AIDE DE PLONK — After the week she had, Premier Christy Clark likely needed a drink. Lucky for her, B.C. gained a wine envoy the same day the premier lost one of her top aides.
Clark’s deputy chief of staff, Kim Haakstad, resigned over the ethnic outreach scandal on Friday just as Herb LeRoy began the job of trying to get more Canadians reaching for B.C. wines.
LeRoy, who was previously the private secretary to the lieutenant-governor, will earn $6,000 a year plus travel expenses in his new post.
Officially, his job is to open up domestic markets and “reduce barriers so that B.C. wine can be enjoyed by Canadians from sea to sea to sea.” Unofficially, the honorary position is known as the Best Job Ever.
TAXING MARATHON — Finance Minister Mike de Jong and Opposition NDP finance critic Bruce Ralston deserve awards of some sort for their performances during debate on the bill that restores the provincial sales tax.
The duo faced off Monday morning and slogged through a line-by-line debate of no fewer than 308 sections of the bill. They completed the marathon Tuesday evening — still on cordial terms.
The remarkable 31Ú2-year saga of the harmonized sales tax — from its shock introduction through the taxpayers’ revolt, the referendum campaign, the repudiation by voters, the resignation of a premier, the budgetary chaos and the frantic effort to return to the old system — concluded with de Jong thanking staff for their work on “a statutory instrument that I hope, in the circumstances, will serve British Columbians well.”

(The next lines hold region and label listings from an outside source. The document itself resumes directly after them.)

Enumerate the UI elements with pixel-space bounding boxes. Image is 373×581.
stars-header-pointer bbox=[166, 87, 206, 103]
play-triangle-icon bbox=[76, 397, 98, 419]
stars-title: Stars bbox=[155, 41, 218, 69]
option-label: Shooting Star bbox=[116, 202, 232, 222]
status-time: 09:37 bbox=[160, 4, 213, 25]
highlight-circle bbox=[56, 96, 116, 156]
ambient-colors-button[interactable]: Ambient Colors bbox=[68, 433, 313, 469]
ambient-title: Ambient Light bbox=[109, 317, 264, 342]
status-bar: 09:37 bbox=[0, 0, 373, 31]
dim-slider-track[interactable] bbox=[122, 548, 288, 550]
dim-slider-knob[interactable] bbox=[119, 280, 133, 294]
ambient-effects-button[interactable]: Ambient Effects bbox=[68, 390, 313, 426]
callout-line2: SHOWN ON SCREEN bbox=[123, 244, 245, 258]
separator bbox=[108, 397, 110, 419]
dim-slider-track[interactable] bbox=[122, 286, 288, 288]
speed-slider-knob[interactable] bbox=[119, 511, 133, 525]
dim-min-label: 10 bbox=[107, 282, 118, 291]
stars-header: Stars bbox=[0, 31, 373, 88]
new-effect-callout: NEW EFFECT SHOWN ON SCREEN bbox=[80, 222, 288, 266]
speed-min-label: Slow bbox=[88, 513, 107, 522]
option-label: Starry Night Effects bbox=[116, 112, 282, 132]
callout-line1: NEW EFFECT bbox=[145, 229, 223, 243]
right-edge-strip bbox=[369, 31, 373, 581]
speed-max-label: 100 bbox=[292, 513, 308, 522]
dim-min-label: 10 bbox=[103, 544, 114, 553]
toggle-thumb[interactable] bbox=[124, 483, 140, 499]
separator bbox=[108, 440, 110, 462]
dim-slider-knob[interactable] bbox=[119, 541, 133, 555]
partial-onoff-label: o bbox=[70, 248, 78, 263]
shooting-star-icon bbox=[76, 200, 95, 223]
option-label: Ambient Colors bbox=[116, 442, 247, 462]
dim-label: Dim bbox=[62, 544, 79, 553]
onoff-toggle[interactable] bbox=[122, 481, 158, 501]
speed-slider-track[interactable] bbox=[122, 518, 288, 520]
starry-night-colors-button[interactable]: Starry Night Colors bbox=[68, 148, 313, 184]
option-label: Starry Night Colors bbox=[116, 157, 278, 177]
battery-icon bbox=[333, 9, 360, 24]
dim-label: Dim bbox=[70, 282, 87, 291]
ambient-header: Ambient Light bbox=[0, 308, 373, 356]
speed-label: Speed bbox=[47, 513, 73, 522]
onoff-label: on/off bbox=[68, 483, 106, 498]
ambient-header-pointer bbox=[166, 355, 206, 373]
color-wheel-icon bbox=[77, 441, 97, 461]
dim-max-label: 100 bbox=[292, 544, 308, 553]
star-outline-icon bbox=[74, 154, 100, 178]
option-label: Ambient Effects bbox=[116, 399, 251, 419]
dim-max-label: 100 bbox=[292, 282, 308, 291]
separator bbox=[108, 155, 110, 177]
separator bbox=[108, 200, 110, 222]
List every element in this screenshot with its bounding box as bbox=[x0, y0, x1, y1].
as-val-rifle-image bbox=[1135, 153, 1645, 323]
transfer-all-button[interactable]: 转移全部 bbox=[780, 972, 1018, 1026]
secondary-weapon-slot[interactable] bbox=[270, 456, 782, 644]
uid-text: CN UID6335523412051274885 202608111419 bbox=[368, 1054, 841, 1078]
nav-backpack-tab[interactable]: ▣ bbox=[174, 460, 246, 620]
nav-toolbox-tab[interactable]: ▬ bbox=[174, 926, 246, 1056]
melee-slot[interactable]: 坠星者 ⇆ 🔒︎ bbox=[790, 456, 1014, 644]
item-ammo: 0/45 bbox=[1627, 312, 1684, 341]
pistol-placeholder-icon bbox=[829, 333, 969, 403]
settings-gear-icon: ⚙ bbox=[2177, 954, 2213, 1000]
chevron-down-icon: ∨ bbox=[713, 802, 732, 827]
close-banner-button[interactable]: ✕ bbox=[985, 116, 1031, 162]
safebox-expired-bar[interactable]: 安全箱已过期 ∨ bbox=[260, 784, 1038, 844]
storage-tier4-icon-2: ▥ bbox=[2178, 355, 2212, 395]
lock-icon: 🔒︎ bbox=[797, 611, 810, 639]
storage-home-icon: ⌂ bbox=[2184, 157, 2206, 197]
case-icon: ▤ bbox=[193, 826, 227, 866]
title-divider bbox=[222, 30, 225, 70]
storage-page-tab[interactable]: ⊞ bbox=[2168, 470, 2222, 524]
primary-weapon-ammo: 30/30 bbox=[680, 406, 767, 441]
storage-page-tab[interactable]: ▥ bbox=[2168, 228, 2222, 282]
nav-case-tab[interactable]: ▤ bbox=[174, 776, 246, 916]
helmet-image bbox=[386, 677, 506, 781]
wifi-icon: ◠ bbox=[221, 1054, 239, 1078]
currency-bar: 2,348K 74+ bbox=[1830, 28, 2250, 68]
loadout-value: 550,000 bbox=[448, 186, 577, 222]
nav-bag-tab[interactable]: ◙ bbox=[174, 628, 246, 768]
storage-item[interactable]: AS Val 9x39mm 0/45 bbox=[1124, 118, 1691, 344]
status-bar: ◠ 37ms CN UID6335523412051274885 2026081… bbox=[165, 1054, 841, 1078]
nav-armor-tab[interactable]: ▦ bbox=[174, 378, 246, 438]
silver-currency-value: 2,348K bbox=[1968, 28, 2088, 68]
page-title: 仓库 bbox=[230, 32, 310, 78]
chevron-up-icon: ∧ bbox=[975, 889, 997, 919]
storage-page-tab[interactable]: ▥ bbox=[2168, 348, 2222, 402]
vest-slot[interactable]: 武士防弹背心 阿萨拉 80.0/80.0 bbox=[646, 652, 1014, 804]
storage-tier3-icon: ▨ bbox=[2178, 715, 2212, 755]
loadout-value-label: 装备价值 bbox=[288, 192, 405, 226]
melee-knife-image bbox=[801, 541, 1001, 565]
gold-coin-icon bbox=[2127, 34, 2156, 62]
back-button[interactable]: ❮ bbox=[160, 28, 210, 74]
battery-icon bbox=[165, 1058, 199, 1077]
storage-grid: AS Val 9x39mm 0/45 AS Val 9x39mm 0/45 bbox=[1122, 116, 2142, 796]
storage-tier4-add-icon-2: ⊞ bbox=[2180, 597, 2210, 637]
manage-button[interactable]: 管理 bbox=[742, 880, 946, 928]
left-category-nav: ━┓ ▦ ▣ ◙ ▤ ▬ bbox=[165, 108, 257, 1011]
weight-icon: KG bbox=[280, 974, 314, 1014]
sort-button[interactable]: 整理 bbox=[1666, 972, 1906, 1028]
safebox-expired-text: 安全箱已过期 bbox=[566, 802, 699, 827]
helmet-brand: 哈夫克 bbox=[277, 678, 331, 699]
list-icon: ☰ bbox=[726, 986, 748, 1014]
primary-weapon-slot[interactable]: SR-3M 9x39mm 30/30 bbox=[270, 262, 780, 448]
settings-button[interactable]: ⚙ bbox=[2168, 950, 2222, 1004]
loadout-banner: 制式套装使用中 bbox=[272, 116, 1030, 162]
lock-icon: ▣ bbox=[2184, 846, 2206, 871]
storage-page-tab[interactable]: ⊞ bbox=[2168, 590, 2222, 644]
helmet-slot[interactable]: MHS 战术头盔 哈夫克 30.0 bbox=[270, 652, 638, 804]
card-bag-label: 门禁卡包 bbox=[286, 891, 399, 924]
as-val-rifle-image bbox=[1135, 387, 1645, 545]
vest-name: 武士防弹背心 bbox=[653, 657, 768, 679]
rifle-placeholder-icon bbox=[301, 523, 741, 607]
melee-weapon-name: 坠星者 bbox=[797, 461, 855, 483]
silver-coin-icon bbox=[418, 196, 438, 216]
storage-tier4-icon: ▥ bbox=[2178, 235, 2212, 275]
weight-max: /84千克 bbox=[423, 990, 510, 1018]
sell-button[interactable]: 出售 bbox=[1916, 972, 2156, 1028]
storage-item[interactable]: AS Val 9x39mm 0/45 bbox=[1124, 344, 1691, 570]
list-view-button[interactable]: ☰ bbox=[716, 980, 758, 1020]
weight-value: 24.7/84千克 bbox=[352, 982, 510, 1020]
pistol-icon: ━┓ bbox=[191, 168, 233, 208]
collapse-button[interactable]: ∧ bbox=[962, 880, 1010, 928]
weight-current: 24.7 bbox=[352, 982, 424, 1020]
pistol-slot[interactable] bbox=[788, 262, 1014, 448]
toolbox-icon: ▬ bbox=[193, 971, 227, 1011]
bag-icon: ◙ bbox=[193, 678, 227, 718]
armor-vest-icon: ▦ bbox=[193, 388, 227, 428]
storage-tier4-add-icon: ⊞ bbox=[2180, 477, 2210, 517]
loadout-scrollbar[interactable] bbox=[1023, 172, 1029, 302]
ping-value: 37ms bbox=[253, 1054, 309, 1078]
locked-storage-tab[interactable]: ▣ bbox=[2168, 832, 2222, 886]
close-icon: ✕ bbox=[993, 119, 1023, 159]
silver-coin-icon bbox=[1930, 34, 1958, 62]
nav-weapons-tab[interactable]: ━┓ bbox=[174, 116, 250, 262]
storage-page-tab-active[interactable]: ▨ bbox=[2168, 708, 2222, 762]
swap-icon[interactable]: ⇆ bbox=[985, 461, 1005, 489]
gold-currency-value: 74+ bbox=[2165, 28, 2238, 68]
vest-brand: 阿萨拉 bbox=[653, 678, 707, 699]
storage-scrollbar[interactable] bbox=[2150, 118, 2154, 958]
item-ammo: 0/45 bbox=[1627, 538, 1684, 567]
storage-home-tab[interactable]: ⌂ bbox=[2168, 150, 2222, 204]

PST PAIN — De Jong carried a heavy burden on the PST this week, not the least of which was carting four enormous binders of material into the house for debate.
“You can see the PST hasn’t just been a pain in my neck, now it’s a pain in my back,” he quipped as he teetered down the hallway, barely visible under his briefing material.
WABASH CANNONBALLS — Jobs Minister Pat Bell has an obvious professional bias for resource development.
But after announcing plans to retire due to concern about an aneurysm that may need surgery, he has a personal stake, too.
Bell told the house that someone calculated that every time a coal train rolls out of the East Kootenays, it generates enough “economic activity to pay for about four cardiac surgeries.”
Referring to his new, personal attachment to the concept, he said: “Let them trains roll, baby. Let them trains roll.”
LIBERALS ARE SCHUSSING — After a lengthy detailed tribute to the skiing industry from a B.C. Liberal MLA, NDP tourism critic Spencer Chandra Herbert thanked him “for devoting some time to his government’s efforts to go downhill fast. It certainly has been paying off.”